The need for initial notification is long past- all available responders already know they need to be doing something and report for assignment.
You can assume that wide area command and control infrastructure is either damaged or saturated into chaos. Surviving assets need to be available for upper-level comms between Command and field team leaders. Tactical short-range communications within a field team on a wide area channel only adds to the saturation. The organized C&C need becomes the biggest nightmare for us comm types. Hopefully there are enough surviving systems that the command structure can communicate with its field leaders. Pre-planning, pre-programming and creativity are key.
Cellular systems are probably off the air or so saturated as to be less than useless, although SMS and Internet may still work.
Task tactical: this is where a task leader has to communicate with his own team members typically over a distance a few blocks at most. Using a wide-area channel to ask Bob if he looked under that rock ties up the entire regional system with traffic best handled on a short range system. There may be a few such teams, or dozens. The tactical team leader still needs to have access to a command and control system to communicate up to his Chiefs, but all his Indians don't. 90% of the tactical comm needs reside in a small localized bubble.
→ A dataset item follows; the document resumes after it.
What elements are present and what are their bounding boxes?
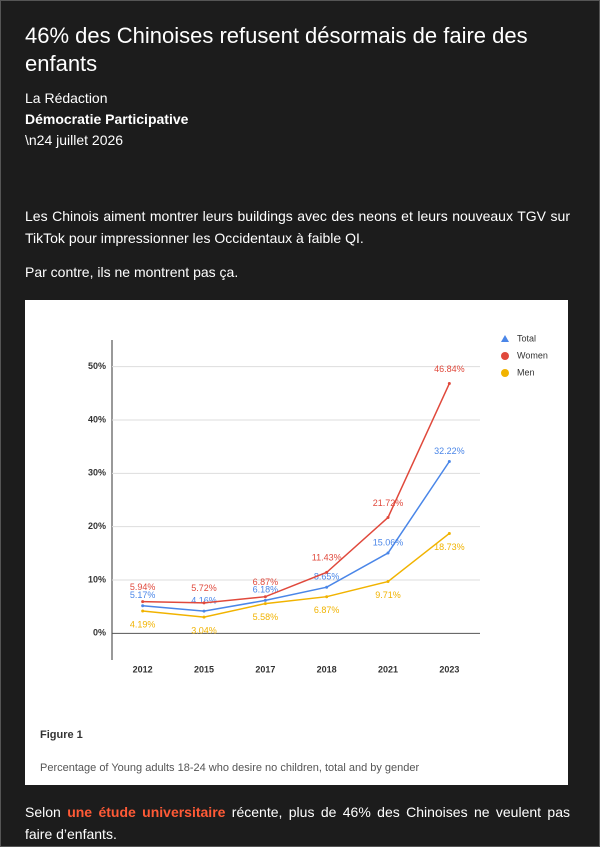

There are many national interoperable channels and local proprietary channels that can be assigned to a specific team's tactical needs, but mutual aid responders from far away won't have the proprietary channels. Getting the national channels pre-programmed in any organized fashion is a daunting and politically painful task, and usually part of someone's plan for next year.
FRS radios are cheap, plentiful, and perfect for talking a couple of blocks. Having a crate of FRS radios ready to hand out to supplement field tactical operations is a good thing. I would much rather hand a volunteer teenager assigned to a non-hazardous door-to-door search team a $20 FRS to talk to his team leader instead of an expensive (and possibly scarce) $500 public safety radio. There are 14 FRS channels available, and since their range IS short, channel 2 can be used for one team on the north side, and again or a different team on the south side without interference. The public-safety quality radios (and their frequencies) can then be assigned to the folks performing real life and safety functions.
Don't criticize any local government for using them; encourage them to go buy out the local discount store on a calm sunny day, and have caches of FRS radios kept ready in more than one survivable location.
Another benefit is that if you are trapped in your basement with a FRS radio, there is a better chance that someone on the street will hear you.